Tables 2 and 3 summarise the numerical and experimental frequency findings for both in plane (XY) and out of plane (Z) vibration modes. As was observed from the results of the simply supported beam vibrometry test, the receptance frequency response highlighted low frequencies but did not detect any frequencies higher than about 20 Hz, with the highest frequency peak detected being 17.87 Hz.

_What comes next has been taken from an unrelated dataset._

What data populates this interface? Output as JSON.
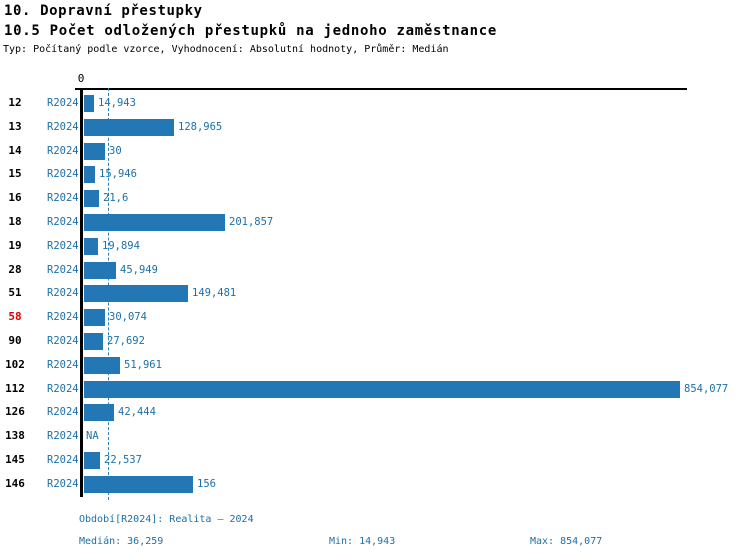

Table 2 XY natural frequencies of semi-rigid frame
Table 3 Z natural frequencies of semi-rigid frame

After adjusting the numerical model to fit the first two modal frequencies, the subsequent modal frequencies below the 20 Hz limit could be correlated with the vibrometry results and these with the modal analysis results. Some of these correlations were not as clear as the correlation between the first two frequencies across the test types and varied by up to 1 Hz in some instances. Despite this, an overall correlation between the numerical results and vibrometry results exists and this reinforces the method’s validity for structural characterisation.

4 Conclusion

The results of the study suggest that visual vibrometry can be used to detect the natural frequencies of structures both simple and complex in nature. When combined with numerical or analytical models, this could be an effective means of obtaining properties of numerous types of structure, from simple to very complex.

Given the quick set-up, low-cost equipment, and fast post-processing time, visual vibrometry can be concluded to be significantly easier to implement than contact based modal testing. The viability of this technology suggests that it could hold great potential for use in improving the efficiency of a variety of industries such as structural verification and health monitoring, and could also create new opportunities in digital building certification.

The results suggest that there are practical limitations associated with receptance frequency response functions, which are an integral component of visual vibrometry. Since the low frequency region of a sample is highlighted when transformed, structures with very high modal frequencies would likely require high speed cameras in order to effectively detect them. Further research should be conducted to ascertain the limitations of high-speed cameras used for visual vibrometry of building structures.